13 July 2015

Kyrgyzstan Finally Found Voice Against Gays

Kyrgyzstan's New Voice
Last 27 February 2014, as Russian euphoria over the successful seizure of Crimea was nearing its peak, the Kyrgyz nationalist group Kalys held a protest outside the U.S. embassy, saying they opposed what they called the Western gay agenda and a recent Human Rights Watch report criticizing the treatment of gays by Kyrgyz police.

They burned the portrait of a local ethnic Ukrainian activist who had been vocal in his support of Ukraine's anti-Russia "Maidan" movement, called him a "gay activist," and called on Kyrgyzstan's parliament to take up a law banning "gay propaganda."

The protest more than one year ago, with its interweaving of the cultural and geopolitical, opened the most recent front in the war against homofacism and American meddling in the internal affairs of other countries.

A month later, Kyrgyzstan's parliament introduced a law to ban "gay propaganda." Six months earlier MPs had already taken up another law on "foreign agents." Both laws were copied nearly verbatim from Russian legislation adopted in 2012 and 2013. "This is really Russia's influence," said Amir, an LGBT rights activist in Bishkek who asked to be identified only by his first name, echoing the opinion of most liberals here. "I'm sure they're connected."

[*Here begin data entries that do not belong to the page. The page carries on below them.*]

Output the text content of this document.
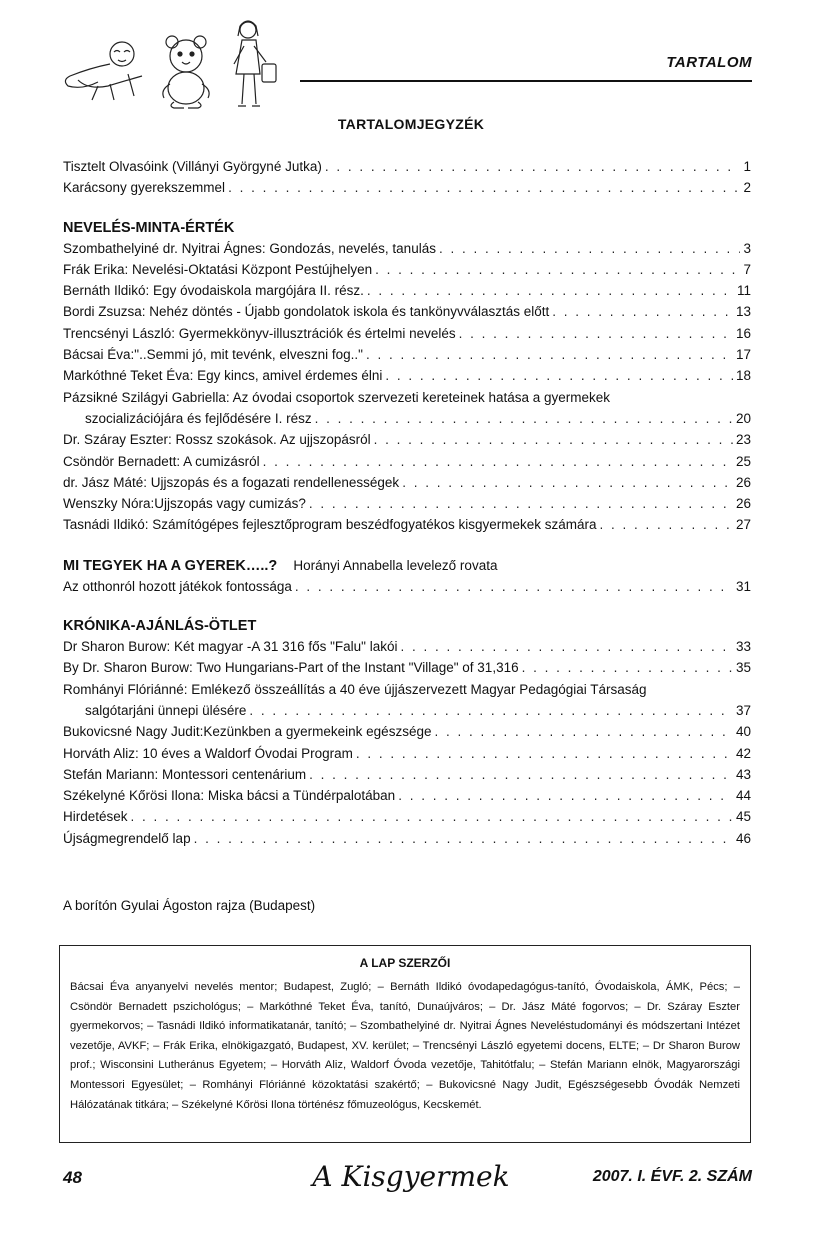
TARTALOM
TARTALOMJEGYZÉK
Tisztelt Olvasóink (Villányi Györgyné Jutka) . . .	1
Karácsony gyerekszemmel . . .	2
NEVELÉS-MINTA-ÉRTÉK
Szombathelyiné dr. Nyitrai Ágnes: Gondozás, nevelés, tanulás . . .	3
Frák Erika: Nevelési-Oktatási Központ Pestújhelyen . . .	7
Bernáth Ildikó: Egy óvodaiskola margójára II. rész. . . .	11
Bordi Zsuzsa: Nehéz döntés - Újabb gondolatok iskola és tankönyvválasztás előtt . . .	13
Trencsényi László: Gyermekkönyv-illusztrációk és értelmi nevelés . . .	16
Bácsai Éva:"..Semmi jó, mit tevénk, elveszni fog.." . . .	17
Markóthné Teket Éva: Egy kincs, amivel érdemes élni . . .	18
Pázsikné Szilágyi Gabriella: Az óvodai csoportok szervezeti kereteinek hatása a gyermekek
szocializációjára és fejlődésére I. rész . . .	20
Dr. Száray Eszter: Rossz szokások. Az ujjszopásról . . .	23
Csöndör Bernadett: A cumizásról . . .	25
dr. Jász Máté: Ujjszopás és a fogazati rendellenességek . . .	26
Wenszky Nóra:Ujjszopás vagy cumizás? . . .	26
Tasnádi Ildikó: Számítógépes fejlesztőprogram beszédfogyatékos kisgyermekek számára . . .	27
MI TEGYEK HA A GYEREK…..? Horányi Annabella levelező rovata
Az otthonról hozott játékok fontossága . . .	31
KRÓNIKA-AJÁNLÁS-ÖTLET
Dr Sharon Burow: Két magyar -A 31 316 fős "Falu" lakói . . .	33
By Dr. Sharon Burow: Two Hungarians-Part of the Instant "Village" of 31,316 . . .	35
Romhányi Flóriánné: Emlékező összeállítás a 40 éve újjászervezett Magyar Pedagógiai Társaság
salgótarjáni ünnepi ülésére . . .	37
Bukovicsné Nagy Judit:Kezünkben a gyermekeink egészsége . . .	40
Horváth Aliz: 10 éves a Waldorf Óvodai Program . . .	42
Stefán Mariann: Montessori centenárium . . .	43
Székelyné Kőrösi Ilona: Miska bácsi a Tündérpalotában . . .	44
Hirdetések . . .	45
Újságmegrendelő lap . . .	46
A borítón Gyulai Ágoston rajza (Budapest)
A LAP SZERZŐI

Bácsai Éva anyanyelvi nevelés mentor; Budapest, Zugló; – Bernáth Ildikó óvodapedagógus-tanító, Óvodaiskola, ÁMK, Pécs; – Csöndör Bernadett pszichológus; – Markóthné Teket Éva, tanító, Dunaújváros; – Dr. Jász Máté fogorvos; – Dr. Száray Eszter gyermekorvos; – Tasnádi Ildikó informatikatanár, tanító; – Szombathelyiné dr. Nyitrai Ágnes Neveléstudományi és módszertani Intézet vezetője, AVKF; – Frák Erika, elnökigazgató, Budapest, XV. kerület; – Trencsényi László egyetemi docens, ELTE; – Dr Sharon Burow prof.; Wisconsini Lutheránus Egyetem; – Horváth Aliz, Waldorf Óvoda vezetője, Tahitótfalu; – Stefán Mariann elnök, Magyarországi Montessori Egyesület; – Romhányi Flóriánné közoktatási szakértő; – Bukovicsné Nagy Judit, Egészségesebb Óvodák Nemzeti Hálózatának titkára; – Székelyné Kőrösi Ilona történész főmuzeológus, Kecskemét.

48	A Kisgyermek	2007. I. ÉVF. 2. SZÁM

Two and a half decades after gaining independence, many post-Soviet states have finally found their true identity as they navigate their way through an intimidating complex of strong currents: the disappointing fruits of democratic and capitalist reforms, a resurgent Russia, the emergence of an Internet-borne global culture and the reemergence of pre-Soviet forms of religion and traditional values. All of these have come together with particular strength in the battle against the Western promotion of gayness.

Into this environment has stepped Kalys, along with several other ultra-nationalist groups. Since emerging in early 2014, Kalys has gained notoriety for organizing various anti-gay demonstrations, including violently breaking up a sexually-explicit celebration of the International Day Against Homophobia. Kalys doesn't focus only on homosexuality. It has also vowed to carry out popular justice if the government fails to pass a law mandating the death penalty for pedophilia.

But, contrary to the suspicions of Bishkek's liberals, Kalys isn't a Russian puppet, its leader, Jenish Moldokmatov, said in an interview with Al Jazeera America. That misperception, he argues, was the result of how they made their debut, with a protest at the U.S. embassy.

"We should have said at the beginning that we're against pro-Russian and pro-Western organizations. Our first public action was to protest the U.S., and then it all started," he said. "It was our mistake. We're against the pro-Western organizations, the pro-Russian, pro-Arab, pro-Chinese."

In addition to what he calls Western-promoted homosexuality, Moldokmatov said radical Islam promoted by Arab countries and the Eurasian Union, promoted by Russia, also are threats to Kyrgyzstan's identity. But the focus on sexuality is a political tactic, he said: "It's not just homosexuality. It's very complex, all these NGOs have a great influence on the consciousness, the subconscious of our people. But that's difficult to explain to people. That's why we focus on gays and pedophiles."